Королева, которая не может предотвратить признания ее дорогой Клод и которая так и не простила Маргарите ее интриги с Гизом, властно запрещает герцогине говорить. Герцогиня дерзает не повиноваться. Нет явной необходимости, как говорит она, отправлять Марго на верную гибель, ибо если гугеноты что-либо откроют, они отомстят. Екатерина, разъяренная, заставляет ее замолчать, вновь настойчиво требует, чтобы королева Наваррская удалилась, и та выходит «растерянная и оцепеневшая», в то время как ее сестра принимается бурно рыдать.75
После этого Екатерина отдает последние распоряжения и потом спускается, дабы присутствовать при отходе ко сну короля. Высокопоставленные католики стоят вплотную к протестантам, большей частью гостям Лувра.
«В течение десяти дней Карл IX жил с ними вместе, встречался с ними за королевским столом, они смешивались с его людьми. Отвратительная воля рока. Случилось так, что нож, который резал для них королевский хлеб, всадили им в сердце, что для сотрапезников и гостей, какими они были вечером, слуги, придворные и капитаны гвардии наутро оказались палачами. Слово короля Франции, чтимое у неверных и до края земли! Слово дворянина, гостеприимного хозяина, полная безопасность, при которой оставляют и отдают свое оружие, переходя подъемный мост!

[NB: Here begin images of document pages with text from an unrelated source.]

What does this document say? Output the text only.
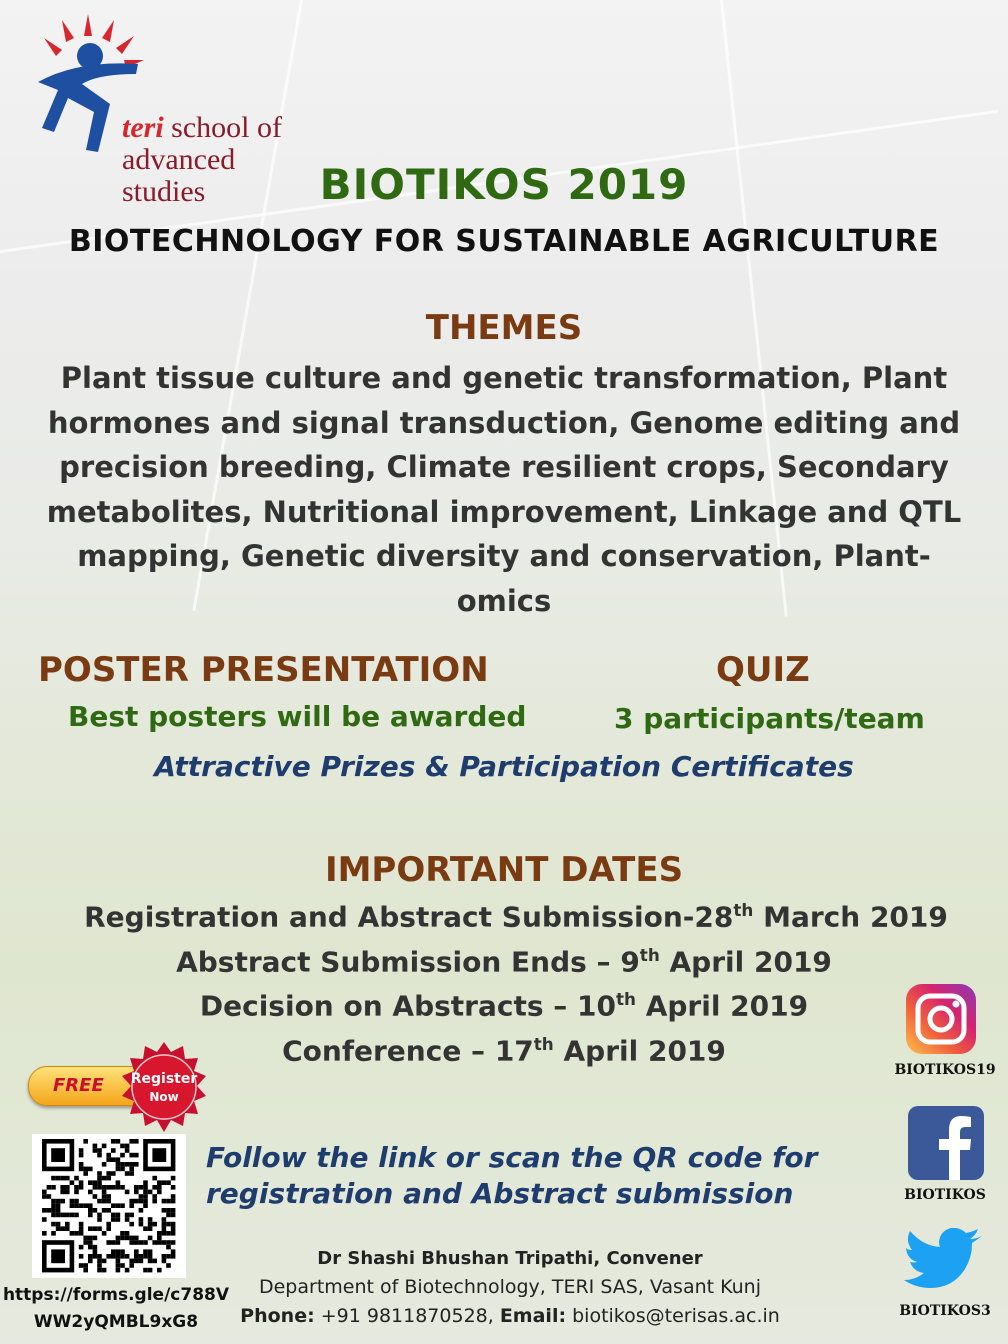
teri school of
advanced studies	BIOTIKOS 2019
BIOTECHNOLOGY FOR SUSTAINABLE AGRICULTURE
THEMES
Plant tissue culture and genetic transformation, Plant hormones and signal transduction, Genome editing and precision breeding, Climate resilient crops, Secondary metabolites, Nutritional improvement, Linkage and QTL mapping, Genetic diversity and conservation, Plant-omics
POSTER PRESENTATION
Best posters will be awarded
QUIZ
3 participants/team
Attractive Prizes & Participation Certificates
IMPORTANT DATES
Registration and Abstract Submission-28th March 2019
Abstract Submission Ends – 9th April 2019
Decision on Abstracts – 10th April 2019
Conference – 17th April 2019
FREE Register
Now
https://forms.gle/c788V
WW2yQMBL9xG8
Follow the link or scan the QR code for
registration and Abstract submission
Dr Shashi Bhushan Tripathi, Convener
Department of Biotechnology, TERI SAS, Vasant Kunj
Phone: +91 9811870528, Email: biotikos@terisas.ac.in
BIOTIKOS19
BIOTIKOS
BIOTIKOS3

Все давние обычаи Франции попраны и уничтожены, и самая честь истреблена!.. Чтобы дойти до такого, понадобился великий страх».76
Карл IX, следуя примеру своего отца, всегда страстно поддерживал культ рыцарства. Но после ужасной сцены с матерью этот нетвердый человек изменил свое поведение, как меняют костюм. Он проникся ненавистью, которую выказывал протестантам во время своей достопамятной поездки в Мо. Он теперь до конца будет играть эту новую роль, станет доказывать, что он здесь хозяин, что он никого не боится, ни перед кем не отступит, он будет истребителем еретиков.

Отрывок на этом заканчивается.